The judge stated that although he may be earning more income than what had been declared (his disability benefits of $7,120 annually), “a motion is not the arena in which to make difficult decisions about credibility, and in any event there is insufficient evidence before the court upon which to impute income to him.” Generally speaking, motions are very important proceedings because most cases settle before trial, often based on something close to what motions court judges have decided.

In Elcich v. Olecka, Mr. Elcich wanted to terminate a support order made in 2002. The order provided that he could not apply to change support until after December 1, 2007. In 2008, Mr. Elcich retired from General Motors on a $40,000 per year pension. At the time of the hearing Mr. Elcich was 61. Ms. Olecka was 49 and employed as a cook, earning $34, 358 per year. At some point her income was reduced and she had supplementary income from employment insurance.

Mr. Elcich alleged that Ms. Olecka had income from an antique business. Ms. Olecka stated she had been losing money in the business for many years, and that her tax returns confirmed it. In fairness, she alleged extra income earned by Mr. Elcich as well. But the point is that the judge stated that total income from these additional sources (i.e. the antique business which supposedly was a losing proposition for several consecutive years … at least on paper), “in any, is negligible and as a result the court discounts such income entirely.” The judge ordered Mr. Elcich to continue paying unreduced spousal support for a further two years. Who keeps carrying on business, year after year, all along truly losing money?

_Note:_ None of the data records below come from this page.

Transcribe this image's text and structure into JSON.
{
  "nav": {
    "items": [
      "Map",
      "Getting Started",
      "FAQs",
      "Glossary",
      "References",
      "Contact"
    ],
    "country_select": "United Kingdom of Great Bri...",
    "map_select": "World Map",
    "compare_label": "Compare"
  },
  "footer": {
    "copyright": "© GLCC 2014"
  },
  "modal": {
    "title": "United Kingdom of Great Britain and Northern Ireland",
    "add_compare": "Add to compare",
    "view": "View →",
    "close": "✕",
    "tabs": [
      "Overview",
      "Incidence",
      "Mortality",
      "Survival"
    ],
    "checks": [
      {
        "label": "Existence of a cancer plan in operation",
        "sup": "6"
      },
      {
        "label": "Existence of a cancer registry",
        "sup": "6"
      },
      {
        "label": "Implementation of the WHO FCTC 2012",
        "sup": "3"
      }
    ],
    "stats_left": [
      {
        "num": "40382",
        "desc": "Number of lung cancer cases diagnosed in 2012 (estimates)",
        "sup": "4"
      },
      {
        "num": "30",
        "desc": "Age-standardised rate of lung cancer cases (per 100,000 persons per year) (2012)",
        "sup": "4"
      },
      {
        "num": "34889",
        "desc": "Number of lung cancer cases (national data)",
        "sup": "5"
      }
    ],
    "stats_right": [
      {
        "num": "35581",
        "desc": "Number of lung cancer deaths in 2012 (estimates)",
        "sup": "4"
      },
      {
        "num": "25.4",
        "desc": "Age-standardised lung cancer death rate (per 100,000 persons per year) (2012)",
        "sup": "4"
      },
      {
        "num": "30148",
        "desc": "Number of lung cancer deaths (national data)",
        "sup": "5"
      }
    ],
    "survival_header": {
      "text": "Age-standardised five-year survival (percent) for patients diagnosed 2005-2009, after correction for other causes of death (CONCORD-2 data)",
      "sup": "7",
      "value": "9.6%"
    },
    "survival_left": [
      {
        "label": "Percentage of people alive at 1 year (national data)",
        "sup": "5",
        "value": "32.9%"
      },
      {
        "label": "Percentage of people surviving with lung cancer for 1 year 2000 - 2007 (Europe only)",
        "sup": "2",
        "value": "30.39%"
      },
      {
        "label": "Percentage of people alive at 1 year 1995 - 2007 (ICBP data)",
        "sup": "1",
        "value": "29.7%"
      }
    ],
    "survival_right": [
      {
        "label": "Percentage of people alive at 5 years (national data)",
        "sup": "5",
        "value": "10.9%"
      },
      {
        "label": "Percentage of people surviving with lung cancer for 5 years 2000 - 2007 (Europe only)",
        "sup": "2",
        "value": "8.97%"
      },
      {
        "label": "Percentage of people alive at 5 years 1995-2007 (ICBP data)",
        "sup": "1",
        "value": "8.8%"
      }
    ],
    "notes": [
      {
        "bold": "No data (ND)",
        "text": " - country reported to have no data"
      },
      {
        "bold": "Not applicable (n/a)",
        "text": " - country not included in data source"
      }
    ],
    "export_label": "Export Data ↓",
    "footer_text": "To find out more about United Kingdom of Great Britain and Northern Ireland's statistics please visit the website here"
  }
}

The conclusions which can be drawn from these cases are:
  • In order to prove that your ex is earning a reasonable or any income from the antique business, you require extremely compelling evidence 
  • It’s doubtful that the evidence will come to light except at a trial Even after a trial, it’s unlikely that a judge will attribute or impute the true level of income earned from the antique business 
  • If your marriage is on the rocks, and you’re in the antique business, consider staying in it.
- Alvin Starkman, Oaxaca, Mexico
Alvin Starkman received his Masters in Social Anthropology in 1978. After teaching for a few years he attended Osgoode Hall Law School, thereafter embarking upon a successful career as a litigator until 2004. Alvin, a good-standing member of the Law Society of Upper Canada, now resides with his wife Arlene in Oaxaca, Mexico, where he writes, leads small group tours to the villages, markets, ruins and other sights, is a consultant to documentary film production companies, and operates Casa Machaya Oaxaca Bed & Breakfast.